Hampshire Gazette, December 12, 1969

Requested By Hockanum Residents

MASTER PLAN NOW ASSURED FOR

Mt. HOLYOKE PROPOSAL


The Department of the Interior has granted the major request of many Hockanum residents said Atty. John M. Callahan who is representing them before [the] Bureau of Outdoor Recreation on the proposed Connecticut River Valley Recreation Area.

The Department has agreed to develop a Master Plan for the area, hopefully with consultation on the matter with local residents, Callahan said.
The Mt. Holyoke Unit, as the proposed recreation area near Northampton is called, would encompass some 12,000 acres surrounding Skinner State Park on Mt. Holyoke.

The proposal outlines a broad area that would front the Connecticut River for 4 1/2 miles and would extend east about 9 miles. It would also include a 200 foot wide strip on land on the west bank of the river, say present BOR plans.

Avoid Pitfalls

Callahan's group had asked for the Master Plan to avoid several pitfalls which would arise without one.

Among the problems mentioned by Atty. Callahan was the distinct possibility that the cost of land acquisition within the park area alone would run well over $42,000 committed to it by the federal government.

If this happened, said Callahan, many residents would not receive the value of their land with the possibility of several years waiting for reimbursement.

Another problem in the proposed legislation is that although the plans allow special provisions for farmers in the area, they do not ensure their protection.

The Master Plan, said Callahan, should spell out precisely what the recreation potential of the facility would be and the exact procedures to be followed in the area's development.

Hope for Detail

Callahan hopes that the Master Plan will be detailed enough regarding the land acquisition costs so that Congress will be able to appropriate a sufficient amount of money to meet them.

Another problem he hopes will be dealt with in the Master Plan is the need of reimbursement to surrounding towns for tax losses resulting from the removal park lands from the taxable real estate of the towns.
Until the bill dealing with recreation area is substantially amended, he said, to assure home and farm owners will be treated fairly, my clients will remain upset about the prospect of the park.

Callahan does see the approval of the "Master Plan" idea as a step in the right direction.

"I anticipate that Sens. Brooke and Kennedy and U.S. Reps. Conte and Boland will do everything they can to improve the bill and add protection for local residents and towns," Callahan said.

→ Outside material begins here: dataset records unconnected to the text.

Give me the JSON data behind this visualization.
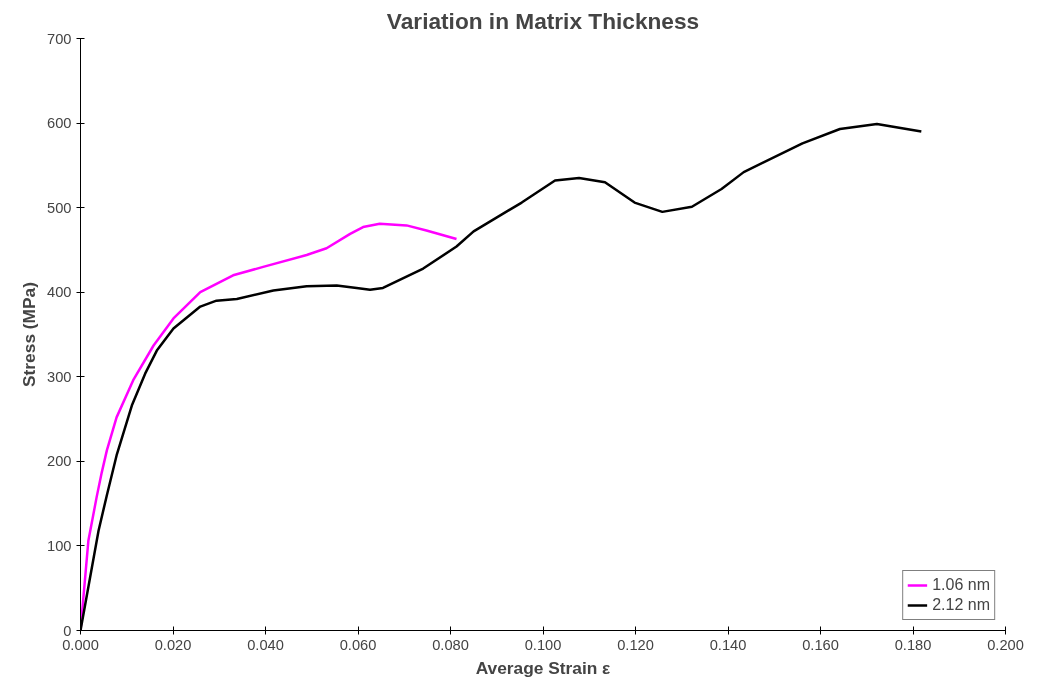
{
  "chart_data": {
    "type": "line",
    "title": "Variation in Matrix Thickness",
    "xlabel": "Average Strain ε",
    "ylabel": "Stress (MPa)",
    "xlim": [
      0,
      0.2
    ],
    "ylim": [
      0,
      700
    ],
    "xticks": [
      {
        "value": 0,
        "label": "0.000"
      },
      {
        "value": 0.02,
        "label": "0.020"
      },
      {
        "value": 0.04,
        "label": "0.040"
      },
      {
        "value": 0.06,
        "label": "0.060"
      },
      {
        "value": 0.08,
        "label": "0.080"
      },
      {
        "value": 0.1,
        "label": "0.100"
      },
      {
        "value": 0.12,
        "label": "0.120"
      },
      {
        "value": 0.14,
        "label": "0.140"
      },
      {
        "value": 0.16,
        "label": "0.160"
      },
      {
        "value": 0.18,
        "label": "0.180"
      },
      {
        "value": 0.2,
        "label": "0.200"
      }
    ],
    "yticks": [
      0,
      100,
      200,
      300,
      400,
      500,
      600,
      700
    ],
    "grid": false,
    "legend": "bottom right",
    "marker": "none",
    "line_style": "solid",
    "series": [
      {
        "name": "1.06 nm",
        "color": "#ff00ff",
        "x": [
          0,
          0.0017,
          0.0035,
          0.0046,
          0.0057,
          0.0078,
          0.0114,
          0.0158,
          0.0201,
          0.0259,
          0.033,
          0.0395,
          0.0489,
          0.0532,
          0.0583,
          0.0611,
          0.0647,
          0.0705,
          0.0748,
          0.0813
        ],
        "values": [
          0,
          106,
          158,
          187,
          213,
          252,
          296,
          337,
          369,
          400,
          420,
          430,
          444,
          452,
          469,
          477,
          481,
          479,
          473,
          463
        ]
      },
      {
        "name": "2.12 nm",
        "color": "#000000",
        "x": [
          0,
          0.0039,
          0.0057,
          0.0078,
          0.0111,
          0.014,
          0.0165,
          0.0201,
          0.0259,
          0.0294,
          0.0338,
          0.0417,
          0.0489,
          0.0554,
          0.0597,
          0.0626,
          0.0654,
          0.0741,
          0.0813,
          0.085,
          0.0954,
          0.1026,
          0.1078,
          0.1134,
          0.1198,
          0.1258,
          0.1322,
          0.1386,
          0.1434,
          0.1561,
          0.1642,
          0.1722,
          0.1818
        ],
        "values": [
          0,
          118,
          160,
          207,
          266,
          304,
          331,
          357,
          383,
          390,
          392,
          402,
          407,
          408,
          405,
          403,
          405,
          428,
          454,
          472,
          506,
          532,
          535,
          530,
          506,
          495,
          501,
          522,
          542,
          576,
          593,
          599,
          590
        ]
      }
    ]
  }
}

Local hearings on the bill proposing the park to be conducted by the Senate Committee on National Parks, which were to be held in October, were called off when the Nixon Administration cracked down on expenditures this year.

These local hearings have been rescheduled for late next spring, said Callahan.

Callahan commented, "This is the first time they have proposed to develop a Master Plan for a recreation area before the area is actually authorized".

 

 

Hampshire Gazette, December 16

PARK SERVICE POSTPONES REC AREA

The proposed Connecticut River Valley Recreation Area of which the Mt. Holyoke section is a part, has been postponed indefinitely by the National Park Service, it was announced today by Congressman Silvio O. Conte.

The NPS cited budgetary considerations as the reason for the delay in plans which would include some 12,000 acres surrounding Skinner State Park on Mt. Holyoke. The House Interior Committee said that no hearings on the bill would be held in the near future because of the postponement.

Conte, at the request of a group of Hockanum residents whose land would be affected by the proposed park, has been pushing for the development of a master plan for the area before any funds for purchase of land would be forthcoming.

Work on this master plan will continue and it will be put together in consultation with local people, according to Conte.

State Rep. John W. Olver of Amherst has announced that a local advisory committee, will be formed in the near future to aid In the development of the master plan. He will be writing various local groups and town or city governments to inform them.

Friday, Olver said that those residents interested in serving on the Advisory Committee should write to Commissioner Arthur Brownell of the Massachusetts Department of Natural Resources at the State Office Building In Boston.